Frostbite Falls, hard by Veronica Lake
Post Posted 14 Jan 2017 1:56 am     Reply with quote

Herb: is that Bob Wommack in the first pic, middle of the front row. Holding a trombone?

The only other guy I can ID in those photos is Bob Heppler---second from the right in the first pic--next to Tommy. That pic is supposed to be from 1952. That steel player looks highly familiar, but I'm stumped for the time being.

Now that I reconsider, I'm pretty sure that's either Morey Amsterdam or Jimmy Dickens' older brother in the middle of the back row in that first pic.
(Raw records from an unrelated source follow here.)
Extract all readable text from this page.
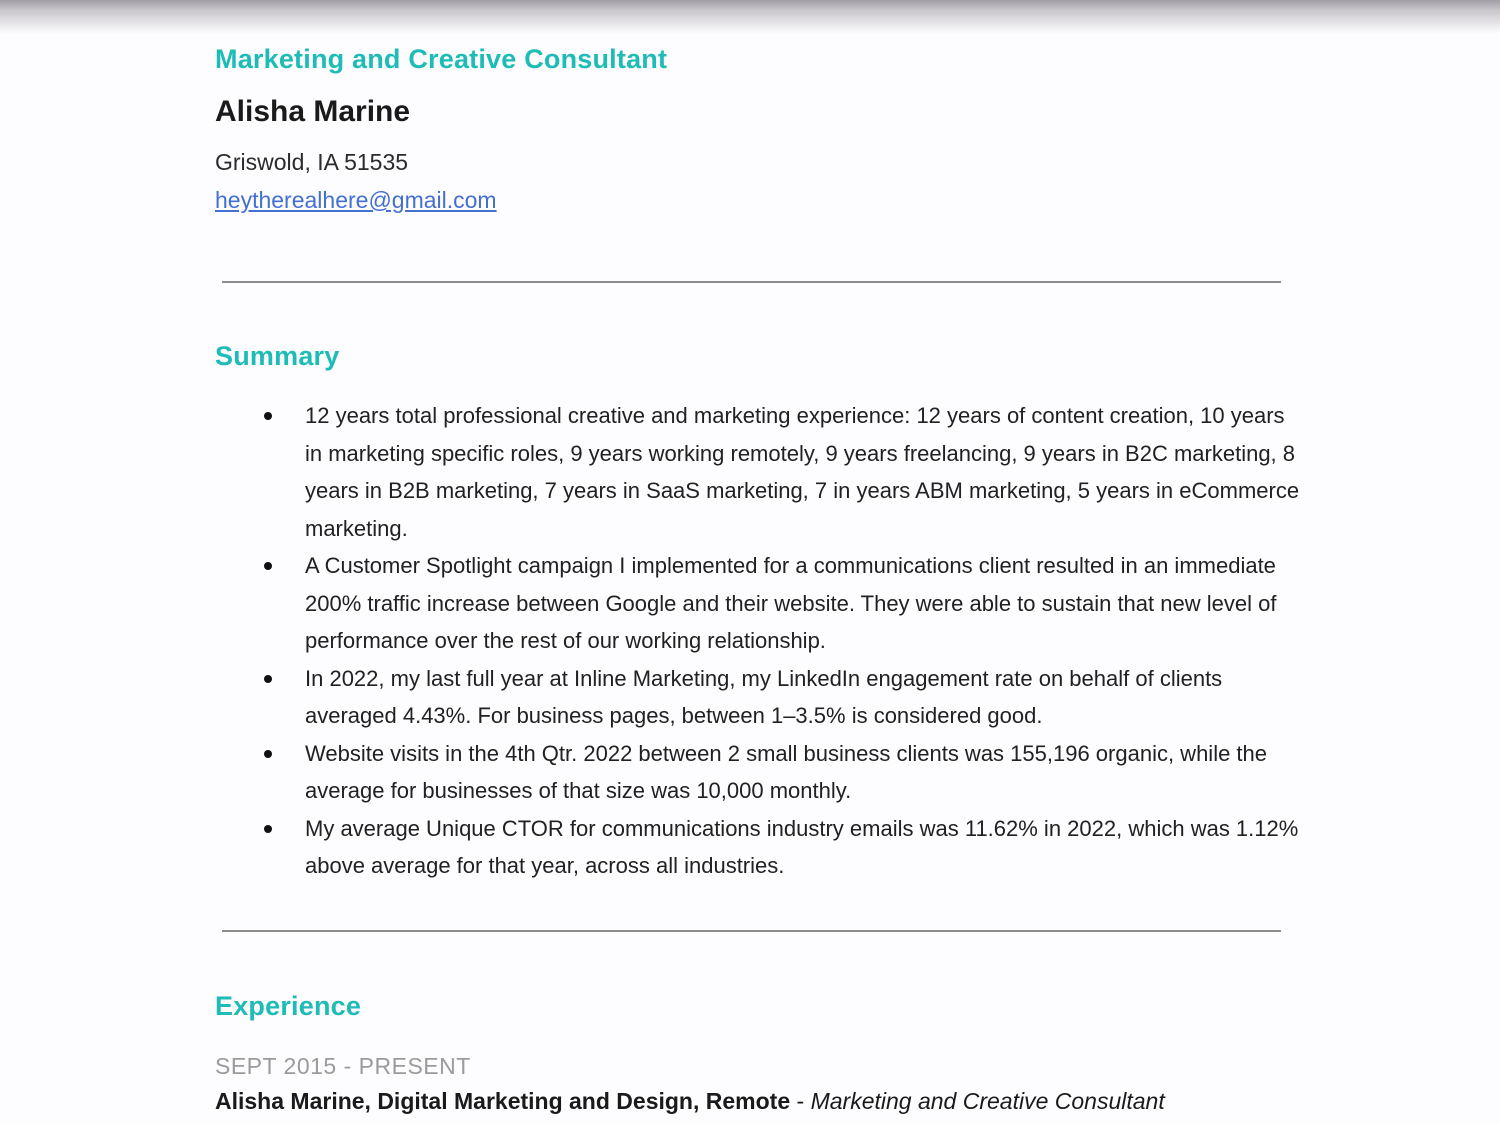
Marketing and Creative Consultant
Alisha Marine
Griswold, IA 51535
heytherealhere@gmail.com
Summary
12 years total professional creative and marketing experience: 12 years of content creation, 10 years in marketing specific roles, 9 years working remotely, 9 years freelancing, 9 years in B2C marketing, 8 years in B2B marketing, 7 years in SaaS marketing, 7 in years ABM marketing, 5 years in eCommerce marketing.
A Customer Spotlight campaign I implemented for a communications client resulted in an immediate 200% traffic increase between Google and their website. They were able to sustain that new level of performance over the rest of our working relationship.
In 2022, my last full year at Inline Marketing, my LinkedIn engagement rate on behalf of clients averaged 4.43%. For business pages, between 1–3.5% is considered good.
Website visits in the 4th Qtr. 2022 between 2 small business clients was 155,196 organic, while the average for businesses of that size was 10,000 monthly.
My average Unique CTOR for communications industry emails was 11.62% in 2022, which was 1.12% above average for that year, across all industries.
Experience
SEPT 2015 - PRESENT
Alisha Marine, Digital Marketing and Design, Remote - Marketing and Creative Consultant
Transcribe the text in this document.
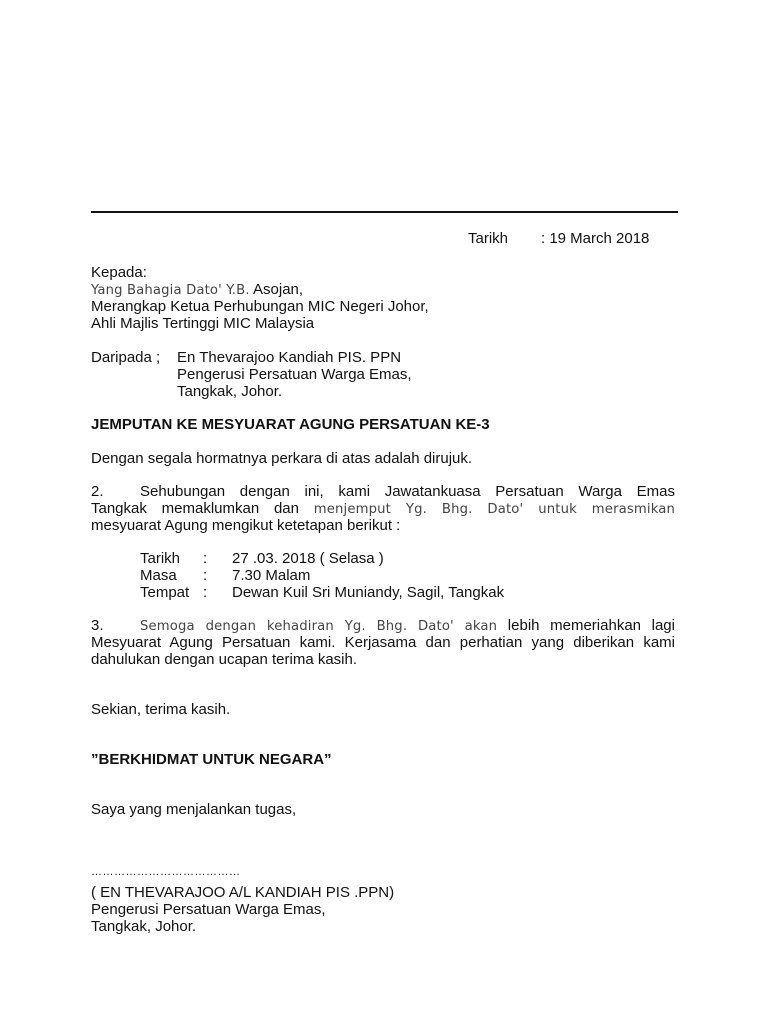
Tarikh : 19 March 2018
Kepada:
Yang Bahagia Dato' Y.B. Asojan,
Merangkap Ketua Perhubungan MIC Negeri Johor,
Ahli Majlis Tertinggi MIC Malaysia
Daripada ; En Thevarajoo Kandiah PIS. PPN
Pengerusi Persatuan Warga Emas,
Tangkak, Johor.
JEMPUTAN KE MESYUARAT AGUNG PERSATUAN KE-3
Dengan segala hormatnya perkara di atas adalah dirujuk.
2. Sehubungan dengan ini, kami Jawatankuasa Persatuan Warga Emas
Tangkak memaklumkan dan menjemput Yg. Bhg. Dato' untuk merasmikan
mesyuarat Agung mengikut ketetapan berikut :
Tarikh : 27 .03. 2018 ( Selasa )
Masa : 7.30 Malam
Tempat : Dewan Kuil Sri Muniandy, Sagil, Tangkak
3.	Semoga dengan kehadiran Yg. Bhg. Dato' akan lebih memeriahkan lagi
Mesyuarat Agung Persatuan kami. Kerjasama dan perhatian yang diberikan kami
dahulukan dengan ucapan terima kasih.
Sekian, terima kasih.
”BERKHIDMAT UNTUK NEGARA”
Saya yang menjalankan tugas,
…………………………………
( EN THEVARAJOO A/L KANDIAH PIS .PPN)
Pengerusi Persatuan Warga Emas,
Tangkak, Johor.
Heppler played piano and also spent time in Blackie Crawford's Western Cherokees band at the same time as Bobby Black--maybe mid-1953 into 1954? Bobby told me that Heppler was also the bus driver in that band.

The Tierney brothers were exceptional--Mancel is my fave western swing piano player and I think Louie doubled on fiddle and sax.

I saw Glen Rhees at one of the Sacramento Western Swing shindigs, probably around 1990. He was deeply into Parkinson's disease at the time. It was heartbreaking to see. I cannot remember if he played that day, but I do recall him stepping down from the bandstand--perhaps only from an introduction.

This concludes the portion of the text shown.